Why the emergence of agentic AI makes a secure baseline even more crucial
The AI revolution
Since a few years now, the impressive and highly funded progress made in AI has disrupted most domains of activity, from administrative work to education, from IT development to fundamental research… This article itself could even be written by an AI (it’s not — I’m deeply resisting that, as I strongly feel the need to make my own brain work at least a little).
Until a few months ago, what we had witnessed was mostly the result of using LLMs (Large Language Models) in an isolated manner, as conversational partners able to generate texts, images, videos, sounds… but without true autonomy or the ability to act on other systems. Even if the power of those models, trained over billions of elements of knowledge, was already truly impressive, their output was generally confined to a conversational window, where the answers or results of a prompt were given back to the human, that needed to copy/paste or export it somewhere else to use it in real life.
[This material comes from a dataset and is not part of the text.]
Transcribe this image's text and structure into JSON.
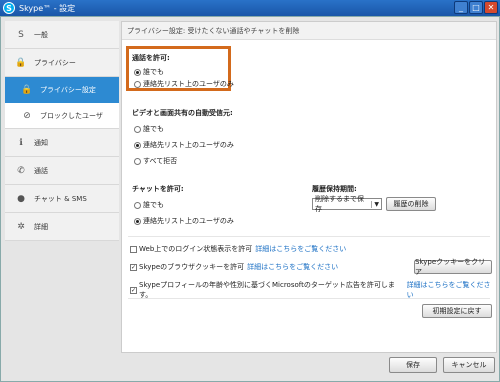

This is no longer the case, with the emergence and widespread adoption of agentic AI, capable of connecting to other systems, acting on behalf of humans, and performing sequences of tasks and reasoning at an unprecedented speed and scale. Now they both “think” (even if we could argue about this verb), and act. With a high speed, with a virtually unlimited knowledge… and with the systematic approach that we can expect from a computer-based system.
A previsible impact
This is truly a game changer for cybersecurity. Until now, automated and systematic testing and probing already existed in the form of vulnerability scanning, fingerprinting, port scanning, etc. However, leveraging that information to move to the next step of an attack — typically exploiting a vulnerability and initiating lateral movement — usually required a significant amount of human effort. Furthermore, that next step often involved trial and error, which was generally detectable and slow enough to be blocked by defense teams or systems.
But now we have the possibility to run digital agents, powered by AI, trained over huge vulnerabilities databases and cybersecurity knowledge, able to perform all the steps of an attack in an autonomous manner.
In cybersecurity, there is always a balance between attackers and defenders in an endless race. When a new type of attack emerges, a new type of defense usually follows. Agentic AI used for hacking purposes is not a new type of attack per se, but it changes the speed, effort, and level of knowledge required to perform attacks on a target. It doesn’t take much for an attacker to assign a target to an agentic AI and let it operate autonomously until it reaches the crown jewels. With a virtually infinite knowledge base, the agent makes fewer errors, acts quickly, and can systematically test all relevant possibilities to achieve its goal. Meanwhile, the human behind the attack is free to focus on other tasks. Moreover, advanced hacking knowledge may no longer be necessary, as the complex technical details are delegated to the AI agent.
What does this change from a company’s standpoint? In practice, it’s as if we have evolved from defending ourselves against a group of slow “amateurs” to facing an army of fast specialists, leaving much less room for our own mistakes or omissions.
Where are we now?
Let’s be honest: until now, luck and timing have often been on the defenders’ side. How many times has an ethical hacker or penetration tester demonstrated the ability to successfully breach, steal from, or infect a company’s IT system? Their success rate is known to exceed 60%. This also means that a malicious actor could have done the same — and if it hasn’t happened yet, it’s most likely because the company was lucky, or because the cost of launching an attack (in terms of time, effort, and legal risk) did not justify the potential benefits.
Having “free”, smart, autonomous AI agents drastically changes the situation. Attacking becomes easier and far less expensive. And it only takes one defensive error to lose the game. As a result, more companies become potential targets.
In this context, it becomes crucial for companies to adopt a systematic and exhaustive approach to security. “Defense in depth” is no longer sufficient; what is now required is “defense in breadth”.
Here comes CogTL!
This is where our CogTL platform plays a much needed role today. As attackers become smarter and capable of systematically testing all defenses, the first priority is to ensure they won’t find an easy weak spot — such as an unpatched vulnerability, a missing control on a newly deployed service or machine, or a lack of visibility in server logs. No hacker, whether AI-powered or old-fashioned, will start with highly sophisticated attack techniques. They will nearly always go for the low-hanging fruit if available.
These basic issues are easy to address with our platform. Ensuring complete coverage of existing controls day after day, preventing exceptions from persisting indefinitely, and avoiding the accumulation of small issues on the same assets — these are the core objectives of CogTL, and achieving them becomes straightforward, yet with a significan impact on risk reduction. This is what Cognitechs aims to deliver: a continuously healthy security baseline for companies.